The University Record, February 18, 1998

CAUP students develop designs for Lakota Nation

Members of Craig Scott's graduate studio, 'Sinte Gleska University: Mirroring, Scaling, Nesting . . . Investigations toward Inhabiting the Lakota Landscape,' critique models prepared by the class. Photo by Bob Kalmbach


By Joanne Nesbit
News and Information Services

From numerology to traditional systems of movement and rest, students in the College of Architecture and Urban Planning (CAUP) are learning about and incorporating the traditions of the Lakota into housing designs for a new university campus in Antelope, S. Dak.

Under the guidance of California-based U-M graduate and architect Clark Stevens, CAUP students have been working to solve the housing shortage on the Rosebud Reservation and the Sinte Gleska University campus, operated by the Lakota Nation. Chartered in 1971, Sinte Gleska's new campus is evolving over a period of several years, with construction by its staff, students and community members in collaboration with a Native American contractor, Shingobee Builders. The university's vocational education faculty organized some of the projects utilizing conventional practices and locally available materials, such as timbers, straw and earth for sustainable design practices.

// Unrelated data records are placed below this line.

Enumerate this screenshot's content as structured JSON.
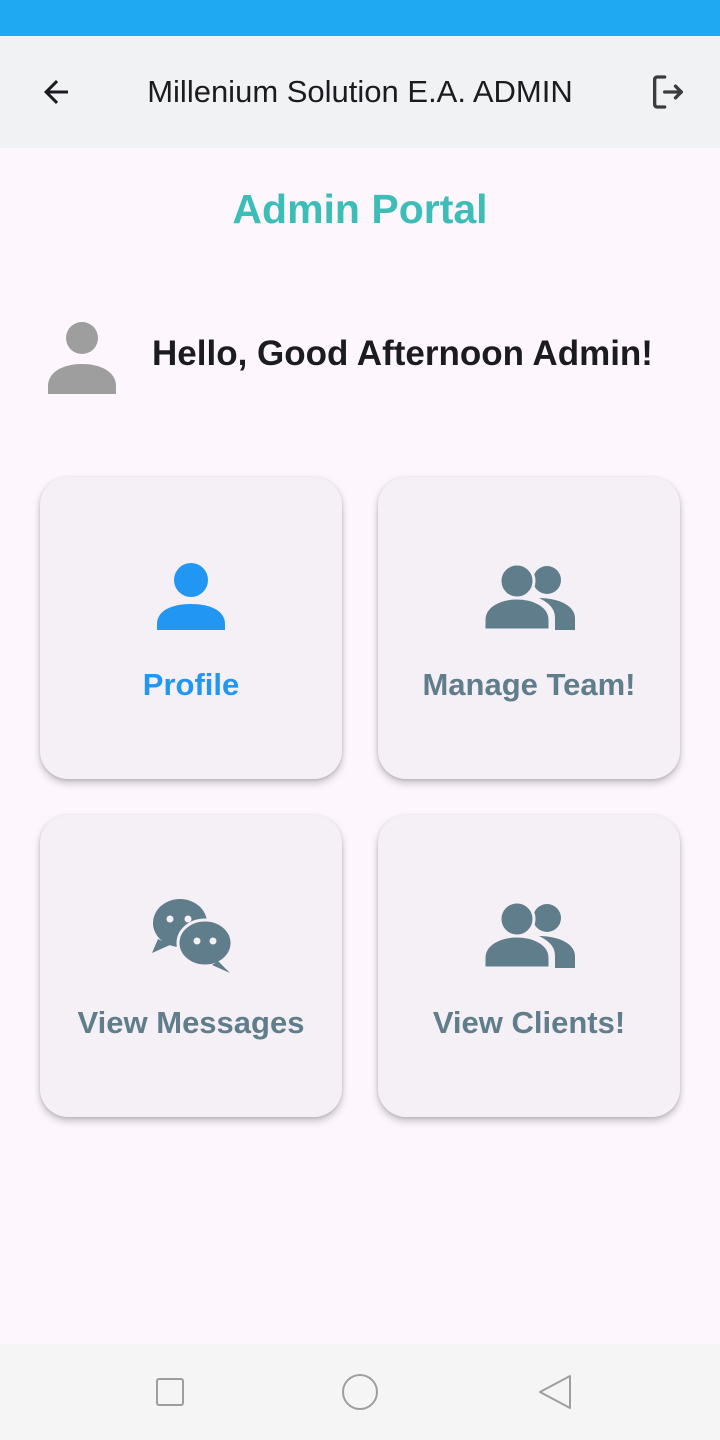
{
  "app_bar": {
    "title": "Millenium Solution E.A. ADMIN",
    "back_icon": "arrow-left-icon",
    "logout_icon": "logout-icon"
  },
  "portal_title": "Admin Portal",
  "greeting": "Hello, Good Afternoon Admin!",
  "colors": {
    "status_bar": "#1ea9f2",
    "accent_teal": "#3dbdb8",
    "active_blue": "#2196f3",
    "icon_slate": "#607d8b"
  },
  "cards": [
    {
      "label": "Profile",
      "icon": "person-icon",
      "color": "#2196f3"
    },
    {
      "label": "Manage Team!",
      "icon": "people-icon",
      "color": "#607d8b"
    },
    {
      "label": "View Messages",
      "icon": "chat-icon",
      "color": "#607d8b"
    },
    {
      "label": "View Clients!",
      "icon": "people-icon",
      "color": "#607d8b"
    }
  ],
  "system_nav": [
    "recents-button",
    "home-button",
    "back-nav-button"
  ]
}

Also involved in the project are Stevens' business partner Michael Rotondi of Roto Architects and Craig Scott, a visiting assistant professor of architecture.

U-M students have traveled to South Dakota to meet with members of the Lakota Nation and to better understand the terrain and cultural impact of the project. They are focusing on creating housing designs based on traditional Lakota use of space, holding to the traditional values and practices of the Lakota Nation.

Through a brief but "total immersion" with the Lakotas, the students have gathered site histories and developed a cultural knowledge of the people and their kinship relations. Each student has chosen a particular Lakota ritual to investigate as a basis for integrating the landscape and culture in their designs. Through their on-site experiences, the students are also able to bring new ideas adapted from other geographical regions to the university in South Dakota.

"The U-M students are learning by spending time there and participating in the community," Stevens says. "Working with a professional organization on a meaningful project is a positive process for them. It is important for the students to spend time with the people and the landscape of the Lakota community, both to dispel any romantic preconceptions about Native Americans, as well as to recognize the opportunities of the place and the resourcefulness of its people. The reservation brings into focus the fact that human systems and building technology should be employed with balance and restraint.

"The approach that the design studio took," Stevens adds, "was to look for values and abstract systems of order inherent in the reality of the place, not to act as preservationists of some Disney ideal, but to look at the contemporary conditions and find links to traditional, organic and integrated systems of values."